The web page isn't half empty, it's half full!

Sometimes the things that annoy you most can surprise you in delighting you given a completely different context. So that's the lede -- now that I haven't buried it, let me tell you what I mean.

Blogs and other content sites are wonderful. It seems my appetite for informational input, as far as I've tested, really knows no limits, and Web sites chock full of interesting information, thought-provoking viewpoints, and insightful analyses feed the part of me that craves this stuff. But lately, I've become increasingly annoyed at the content-to-other-crap ratio. More and more, site owners are shoving things into both the left and right hand columns. Some are interesting and useful, while some are simply irrelevant and annoying. I've seen pages where the amount of space taken up by actual content is less than 20% of the screen real estate!

The primary way these sites compress the area used up by actual useful content is by fitting them into a narrow column down the page. Daily Kos is a great example of this, where despite your political leanings, everyone can agree that there's an awful lot of non-content content on the page that has questionable utility and value to the content on the page. With so little space dedicated to actual content, in what context would this be a good thing?

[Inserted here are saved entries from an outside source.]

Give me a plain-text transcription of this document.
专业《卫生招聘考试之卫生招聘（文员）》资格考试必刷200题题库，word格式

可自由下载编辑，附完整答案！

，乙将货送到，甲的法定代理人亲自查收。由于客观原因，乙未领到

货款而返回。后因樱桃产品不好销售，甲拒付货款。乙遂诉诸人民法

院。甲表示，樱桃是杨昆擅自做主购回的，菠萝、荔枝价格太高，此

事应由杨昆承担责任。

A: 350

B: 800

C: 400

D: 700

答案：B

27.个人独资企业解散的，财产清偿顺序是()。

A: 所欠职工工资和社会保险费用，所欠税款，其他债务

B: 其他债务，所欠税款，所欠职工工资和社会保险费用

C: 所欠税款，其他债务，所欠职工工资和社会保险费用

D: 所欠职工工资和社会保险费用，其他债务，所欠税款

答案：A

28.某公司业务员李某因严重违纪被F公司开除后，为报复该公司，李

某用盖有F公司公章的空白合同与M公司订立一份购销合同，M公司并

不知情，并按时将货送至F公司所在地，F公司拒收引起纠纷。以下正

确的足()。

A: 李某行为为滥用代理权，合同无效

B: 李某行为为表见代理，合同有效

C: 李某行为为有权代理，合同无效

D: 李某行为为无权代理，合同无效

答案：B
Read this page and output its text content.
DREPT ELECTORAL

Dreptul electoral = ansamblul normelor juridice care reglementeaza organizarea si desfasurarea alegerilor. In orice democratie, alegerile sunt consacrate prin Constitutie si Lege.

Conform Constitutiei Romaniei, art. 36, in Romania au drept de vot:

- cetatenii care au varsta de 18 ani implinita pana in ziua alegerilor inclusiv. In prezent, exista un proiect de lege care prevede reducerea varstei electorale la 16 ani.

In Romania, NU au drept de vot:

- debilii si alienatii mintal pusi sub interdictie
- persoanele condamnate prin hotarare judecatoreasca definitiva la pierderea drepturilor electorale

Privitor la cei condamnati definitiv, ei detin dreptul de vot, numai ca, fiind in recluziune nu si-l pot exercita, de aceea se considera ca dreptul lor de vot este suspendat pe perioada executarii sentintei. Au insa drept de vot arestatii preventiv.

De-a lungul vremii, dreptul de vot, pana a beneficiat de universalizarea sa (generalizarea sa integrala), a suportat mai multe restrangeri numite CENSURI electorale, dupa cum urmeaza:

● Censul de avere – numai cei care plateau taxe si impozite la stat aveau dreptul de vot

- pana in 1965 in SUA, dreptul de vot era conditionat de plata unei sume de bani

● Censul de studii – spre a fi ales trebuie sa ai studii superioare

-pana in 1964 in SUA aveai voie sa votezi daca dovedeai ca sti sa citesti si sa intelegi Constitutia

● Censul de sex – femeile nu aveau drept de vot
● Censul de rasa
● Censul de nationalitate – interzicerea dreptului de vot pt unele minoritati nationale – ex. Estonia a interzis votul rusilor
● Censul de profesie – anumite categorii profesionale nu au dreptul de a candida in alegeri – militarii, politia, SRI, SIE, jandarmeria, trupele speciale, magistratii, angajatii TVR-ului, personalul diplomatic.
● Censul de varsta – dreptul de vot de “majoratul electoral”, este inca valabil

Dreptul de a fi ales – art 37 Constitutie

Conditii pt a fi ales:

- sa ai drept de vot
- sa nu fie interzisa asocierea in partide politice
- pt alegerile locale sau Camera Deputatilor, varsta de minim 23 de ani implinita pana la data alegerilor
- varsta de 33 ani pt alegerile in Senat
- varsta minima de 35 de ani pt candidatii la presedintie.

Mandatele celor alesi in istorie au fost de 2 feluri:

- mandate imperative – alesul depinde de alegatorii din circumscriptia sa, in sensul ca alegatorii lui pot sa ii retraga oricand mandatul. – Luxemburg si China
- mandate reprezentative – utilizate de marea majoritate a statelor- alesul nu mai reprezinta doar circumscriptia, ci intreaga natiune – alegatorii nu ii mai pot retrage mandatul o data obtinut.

And this is where the "web page isn't half empty, it's half full." Because on the Web, this situation is annoying, as so much real estate is taken up by non-content. But on an iPhone, the narrow column format for content means that on a small screen like the iPhone's, once you zoom in on the content, it makes it far easier to read.

I now cross my fingers and shake my accelerometer once for good luck hoping that this next page that I want to read has a narrow column for the content on the page -- and when it doesn't, I ponder throwing the iPhone down in disgust and walking away.

Annoyance has turned into delight -- I now would love to buy the designers of these sites a beer! Of course, that glass of beer you can bet will only be half full. I still have to bear viewing them on my full-sized PC, after all.